Nos primeiros meses de 2024, duas situações com implicações políticas fizeram com que sacerdotes muito conhecidos se tornassem notícia nos jornais brasileiros. As acusações, para cada um, vêm de lados opostos do espectro ideológico. Não é o caso aqui de querer julgar fatos ou pessoas. Não somos juízes de nossos irmãos. Cada uma dessas situações implica julgamentos a serem realizados pelas instâ̂ncias competentes e não em debates estéreis e polarizados.

Contudo, sempre que esses casos aparecem, insinua-se na comunidade católica uma diabólica falta de discernimento, que leva à divisão interna e ao afastamento em relação à verdadeira mensagem cristã. Tendemos a considerar que os padres com os quais simpatizamos estão sendo atacados porque lutam pelo bem a partir dos ideais e valores cristãos, enquanto aqueles com os quais antipatizamos estão traindo seu compromisso cristão em nome de posições ideológicas e partidárias.

Todo gesto que realizamos em sociedade tem um peso político. A política, entendida como a gestão compartilhada da sociedade, acompanha toda a nossa vida. Até a opção por “não fazer política” tem um enorme peso político: significa aprovar tacitamente as ações políticas dos demais. Todo trabalho pastoral tem uma dimensão política inevitável. A própria homilia dominical, por menos que o pregador deseje, ajudará a moldar uma consciência moral que incide sobre nosso comportamento político.
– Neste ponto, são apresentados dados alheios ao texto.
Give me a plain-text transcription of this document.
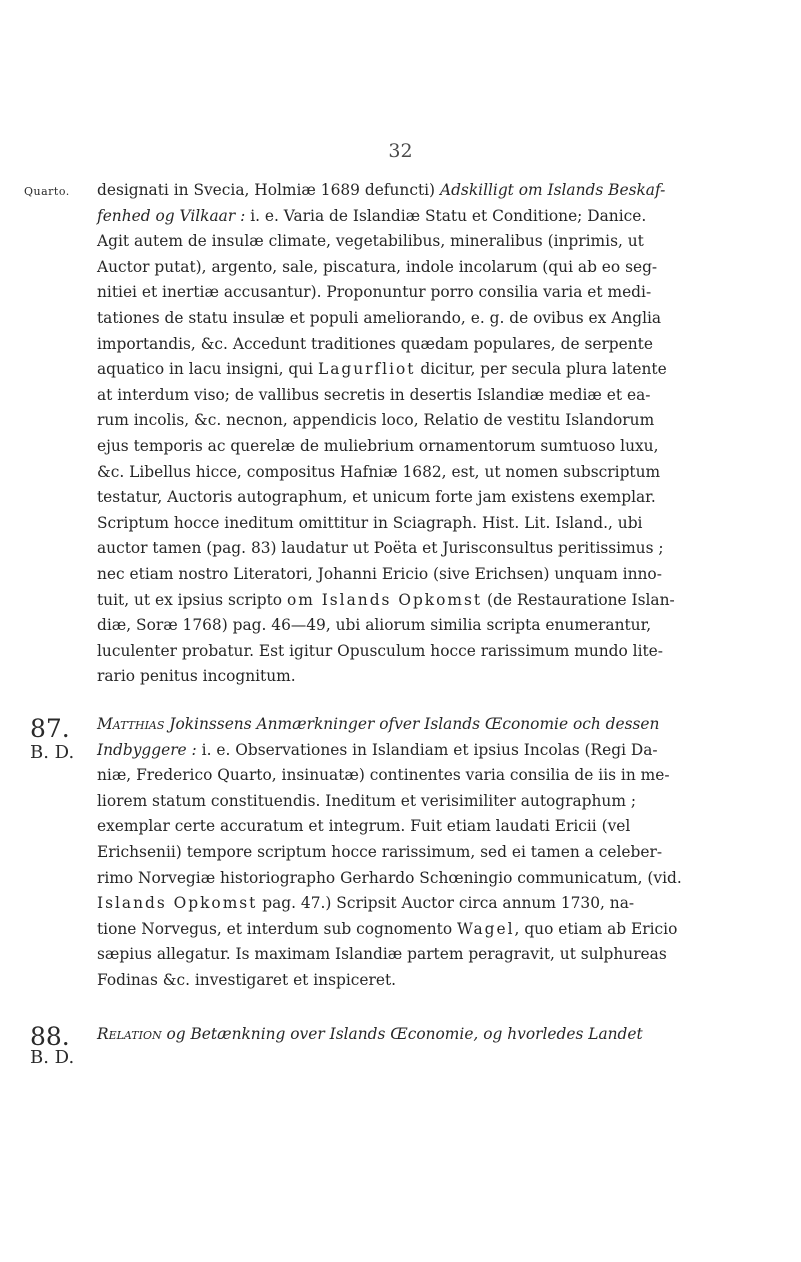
32
Quarto. designati in Svecia, Holmiæ 1689 defuncti) Adskilligt om Islands Beskaf-
fenhed og Vilkaar : i. e. Varia de Islandiæ Statu et Conditione; Danice.
Agit autem de insulæ climate, vegetabilibus, mineralibus (inprimis, ut
Auctor putat), argento, sale, piscatura, indole incolarum (qui ab eo seg-
nitiei et inertiæ accusantur). Proponuntur porro consilia varia et medi-
tationes de statu insulæ et populi ameliorando, e. g. de ovibus ex Anglia
importandis, &c. Accedunt traditiones quædam populares, de serpente
aquatico in lacu insigni, qui Lagurfliot dicitur, per secula plura latente
at interdum viso; de vallibus secretis in desertis Islandiæ mediæ et ea-
rum incolis, &c. necnon, appendicis loco, Relatio de vestitu Islandorum
ejus temporis ac querelæ de muliebrium ornamentorum sumtuoso luxu,
&c. Libellus hicce, compositus Hafniæ 1682, est, ut nomen subscriptum
testatur, Auctoris autographum, et unicum forte jam existens exemplar.
Scriptum hocce ineditum omittitur in Sciagraph. Hist. Lit. Island., ubi
auctor tamen (pag. 83) laudatur ut Poëta et Jurisconsultus peritissimus ;
nec etiam nostro Literatori, Johanni Ericio (sive Erichsen) unquam inno-
tuit, ut ex ipsius scripto om Islands Opkomst (de Restauratione Islan-
diæ, Soræ 1768) pag. 46—49, ubi aliorum similia scripta enumerantur,
luculenter probatur. Est igitur Opusculum hocce rarissimum mundo lite-
rario penitus incognitum.

87.
B. D.

Matthias Jokinssens Anmærkninger ofver Islands Œconomie och dessen
Indbyggere : i. e. Observationes in Islandiam et ipsius Incolas (Regi Da-
niæ, Frederico Quarto, insinuatæ) continentes varia consilia de iis in me-
liorem statum constituendis. Ineditum et verisimiliter autographum ;
exemplar certe accuratum et integrum. Fuit etiam laudati Ericii (vel
Erichsenii) tempore scriptum hocce rarissimum, sed ei tamen a celeber-
rimo Norvegiæ historiographo Gerhardo Schœningio communicatum, (vid.
Islands Opkomst pag. 47.) Scripsit Auctor circa annum 1730, na-
tione Norvegus, et interdum sub cognomento Wagel, quo etiam ab Ericio
sæpius allegatur. Is maximam Islandiæ partem peragravit, ut sulphureas
Fodinas &c. investigaret et inspiceret.

88.
B. D.

Relation og Betænkning over Islands Œconomie, og hvorledes Landet
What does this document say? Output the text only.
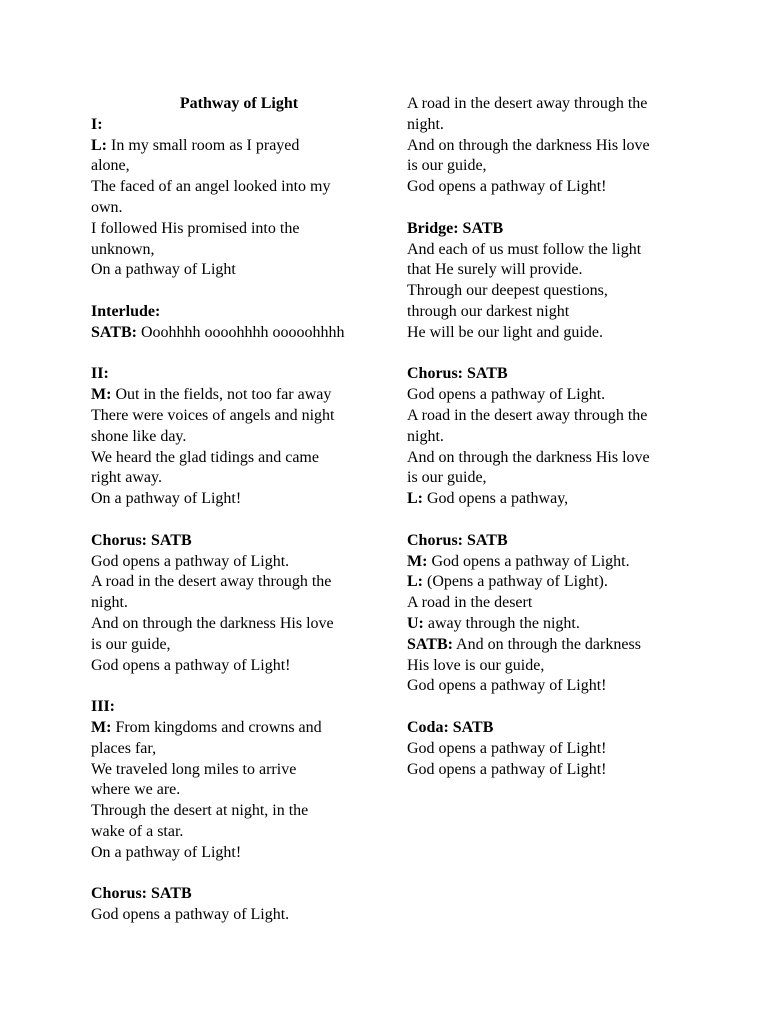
Pathway of Light
I:
L: In my small room as I prayed
alone,
The faced of an angel looked into my
own.
I followed His promised into the
unknown,
On a pathway of Light
Interlude:
SATB: Ooohhhh oooohhhh ooooohhhh
II:
M: Out in the fields, not too far away
There were voices of angels and night
shone like day.
We heard the glad tidings and came
right away.
On a pathway of Light!
Chorus: SATB
God opens a pathway of Light.
A road in the desert away through the
night.
And on through the darkness His love
is our guide,
God opens a pathway of Light!
III:
M: From kingdoms and crowns and
places far,
We traveled long miles to arrive
where we are.
Through the desert at night, in the
wake of a star.
On a pathway of Light!
Chorus: SATB
God opens a pathway of Light.
A road in the desert away through the
night.
And on through the darkness His love
is our guide,
God opens a pathway of Light!
Bridge: SATB
And each of us must follow the light
that He surely will provide.
Through our deepest questions,
through our darkest night
He will be our light and guide.
Chorus: SATB
God opens a pathway of Light.
A road in the desert away through the
night.
And on through the darkness His love
is our guide,
L: God opens a pathway,
Chorus: SATB
M: God opens a pathway of Light.
L: (Opens a pathway of Light).
A road in the desert
U: away through the night.
SATB: And on through the darkness
His love is our guide,
God opens a pathway of Light!
Coda: SATB
God opens a pathway of Light!
God opens a pathway of Light!
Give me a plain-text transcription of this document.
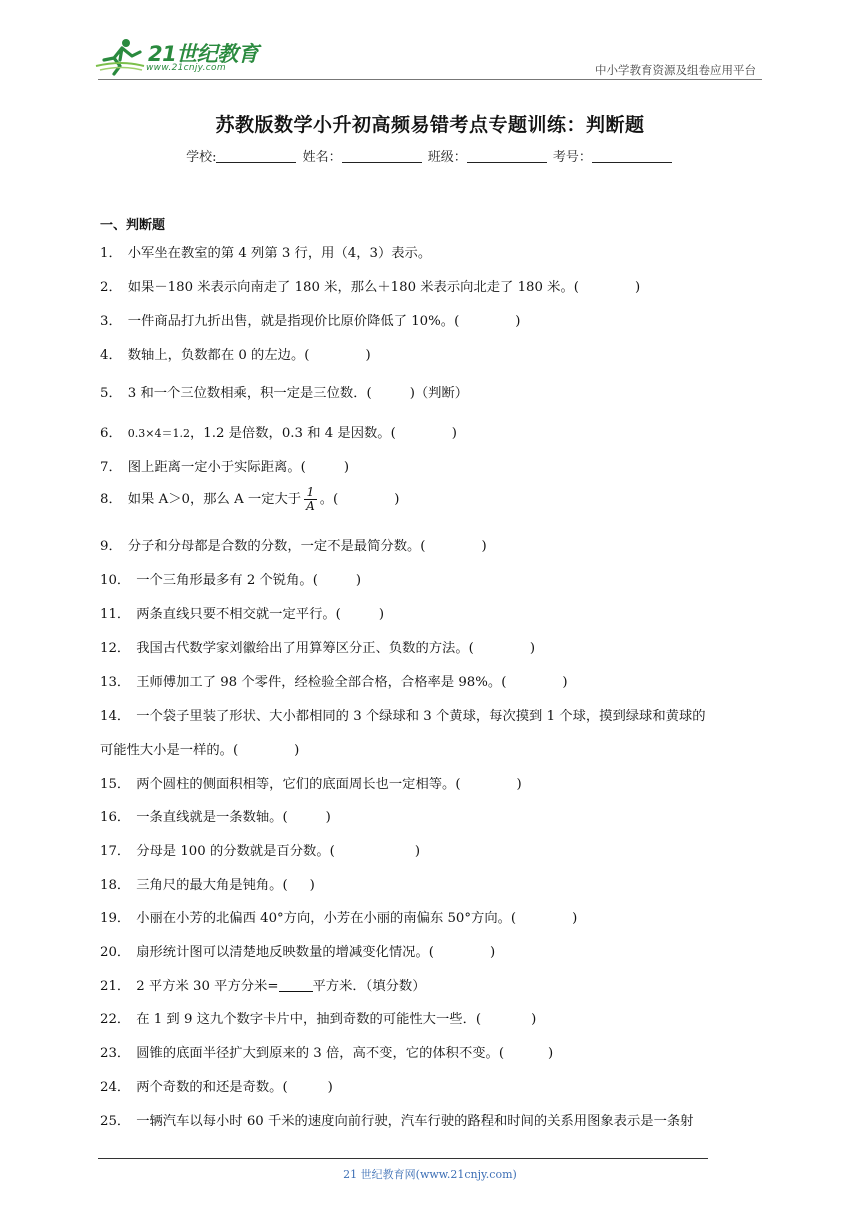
21世纪教育
www.21cnjy.com	中小学教育资源及组卷应用平台
苏教版数学小升初高频易错考点专题训练：判断题
学校:	姓名：	班级：	考号：
一、判断题
1． 小军坐在教室的第 4 列第 3 行，用（4，3）表示。
2． 如果－180 米表示向南走了 180 米，那么＋180 米表示向北走了 180 米。(	)
3． 一件商品打九折出售，就是指现价比原价降低了 10%。(	)
4． 数轴上，负数都在 0 的左边。(	)
5． 3 和一个三位数相乘，积一定是三位数．(	)（判断）
6． 0.3×4＝1.2，1.2 是倍数，0.3 和 4 是因数。(	)
7． 图上距离一定小于实际距离。(	)
8． 如果 A＞0，那么 A 一定大于 $\frac{1}{A}$ 。(	)
9． 分子和分母都是合数的分数，一定不是最简分数。(	)
10． 一个三角形最多有 2 个锐角。(	)
11． 两条直线只要不相交就一定平行。(	)
12． 我国古代数学家刘徽给出了用算筹区分正、负数的方法。(	)
13． 王师傅加工了 98 个零件，经检验全部合格，合格率是 98%。(	)
14． 一个袋子里装了形状、大小都相同的 3 个绿球和 3 个黄球，每次摸到 1 个球，摸到绿球和黄球的
可能性大小是一样的。(	)
15． 两个圆柱的侧面积相等，它们的底面周长也一定相等。(	)
16． 一条直线就是一条数轴。(	)
17． 分母是 100 的分数就是百分数。(	)
18． 三角尺的最大角是钝角。( )
19． 小丽在小芳的北偏西 40°方向，小芳在小丽的南偏东 50°方向。(	)
20． 扇形统计图可以清楚地反映数量的增减变化情况。(	)
21． 2 平方米 30 平方分米=	平方米．（填分数）
22． 在 1 到 9 这九个数字卡片中，抽到奇数的可能性大一些．(	)
23． 圆锥的底面半径扩大到原来的 3 倍，高不变，它的体积不变。(	)
24． 两个奇数的和还是奇数。(	)
25． 一辆汽车以每小时 60 千米的速度向前行驶，汽车行驶的路程和时间的关系用图象表示是一条射
21 世纪教育网(www.21cnjy.com)
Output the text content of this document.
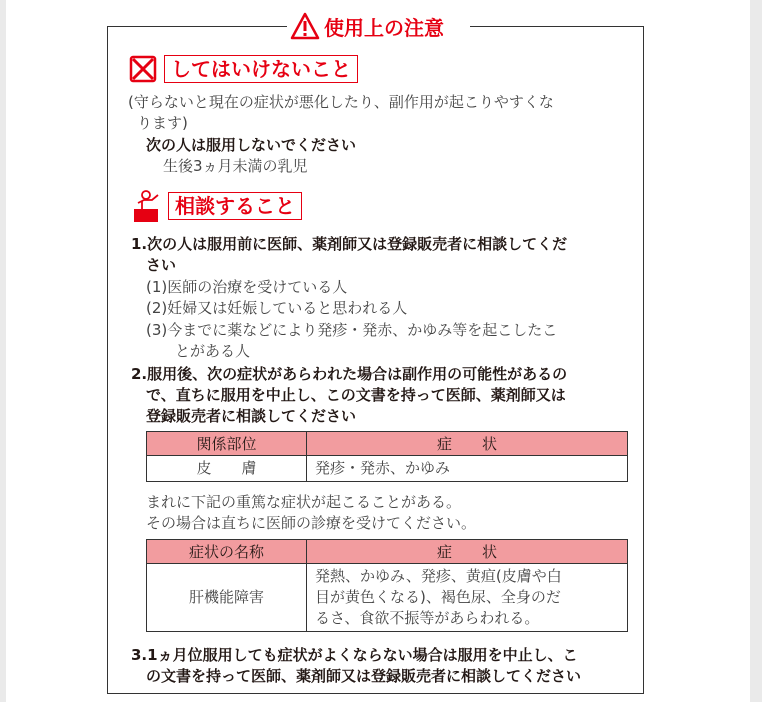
使用上の注意
してはいけないこと
(守らないと現在の症状が悪化したり、副作用が起こりやすくな
ります)
次の人は服用しないでください
生後3ヵ月未満の乳児
相談すること
1.次の人は服用前に医師、薬剤師又は登録販売者に相談してくだ
さい
(1)医師の治療を受けている人
(2)妊婦又は妊娠していると思われる人
(3)今までに薬などにより発疹・発赤、かゆみ等を起こしたこ
とがある人
2.服用後、次の症状があらわれた場合は副作用の可能性があるの
で、直ちに服用を中止し、この文書を持って医師、薬剤師又は
登録販売者に相談してください
関係部位	症　　状
皮　　膚	発疹・発赤、かゆみ
まれに下記の重篤な症状が起こることがある。
その場合は直ちに医師の診療を受けてください。
症状の名称	症　　状
肝機能障害	発熱、かゆみ、発疹、黄疸(皮膚や白
目が黄色くなる)、褐色尿、全身のだ
るさ、食欲不振等があらわれる。
3.1ヵ月位服用しても症状がよくならない場合は服用を中止し、こ
の文書を持って医師、薬剤師又は登録販売者に相談してください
Nesse sentido, toda a nossa vida eclesial é eminentemente política. E a conduta dos sacerdotes e das lideranças comunitárias é ainda mais evidentemente política que a dos demais. Mas, numa sociedade polarizada como a nossa, é importante distinguir a dimensão político-social de toda ação eclesial daquilo que seria um empenho político-partidário das lideranças e dos sacerdotes. O Código de Direito Canônico proíbe explicitamente o trabalho partidário dos sacerdotes (cf. Câ̂n. 285 e 287) e o Compêndio da Doutrina Social da Igreja encoraja os leigos à participação política, mas lembra que a comunidade eclesial não pode ser forçada a um compromisso partidário (cf. CDSI 573-574).

O desaconselhamento à ação partidária se deve à própria missão da Igreja, que é levar Cristo a todos, independentemente da posição ideológica de cada pessoa, e ao primado da unidade, que frequentemente comprometida pelo partidarismo. Essas razões, contudo, não eliminam o dever de todo cristão, sacerdote ou leigo, de comprometer-se com o bem comum e denunciar a injustiça. Cria-se assim um quadro preciso com relação à filiação partidária, direta ou indireta. Mas cabe ao discernimento de toda a comunidade, padres e leigos, evitar a contaminação ideológica que afaste a comunidade de sua adesão à pessoa de Cristo e aos verdadeiros valores evangélicos.

Deve ser claro, contudo, que para todo cristão, seja sacerdote, seja leigo, se posicione num lugar ou outro do espectro político, vale como mandamento maior amar a Deus acima de todas as coisas e ao próximo como a si mesmo (cf. Mt 22, 37-40; Mc 12, 28-34; Lc 10, 25-28). Esse amor é a base da Doutrina Social da Igreja (cf. CDSI 3-6). Podemos discordar e debater para encontrar as melhores formas de realizar esse amor na vida social, mas ele é um ponto que deve nos congregar mesmo nos momentos de conflito político. Antes de aceitarmos críticas ideológicas aos trabalhos da Igreja, precisamos reconhecer a dimensão política da caridade social e manter uma permanente revisão do nosso próprio compromisso com o bem comum.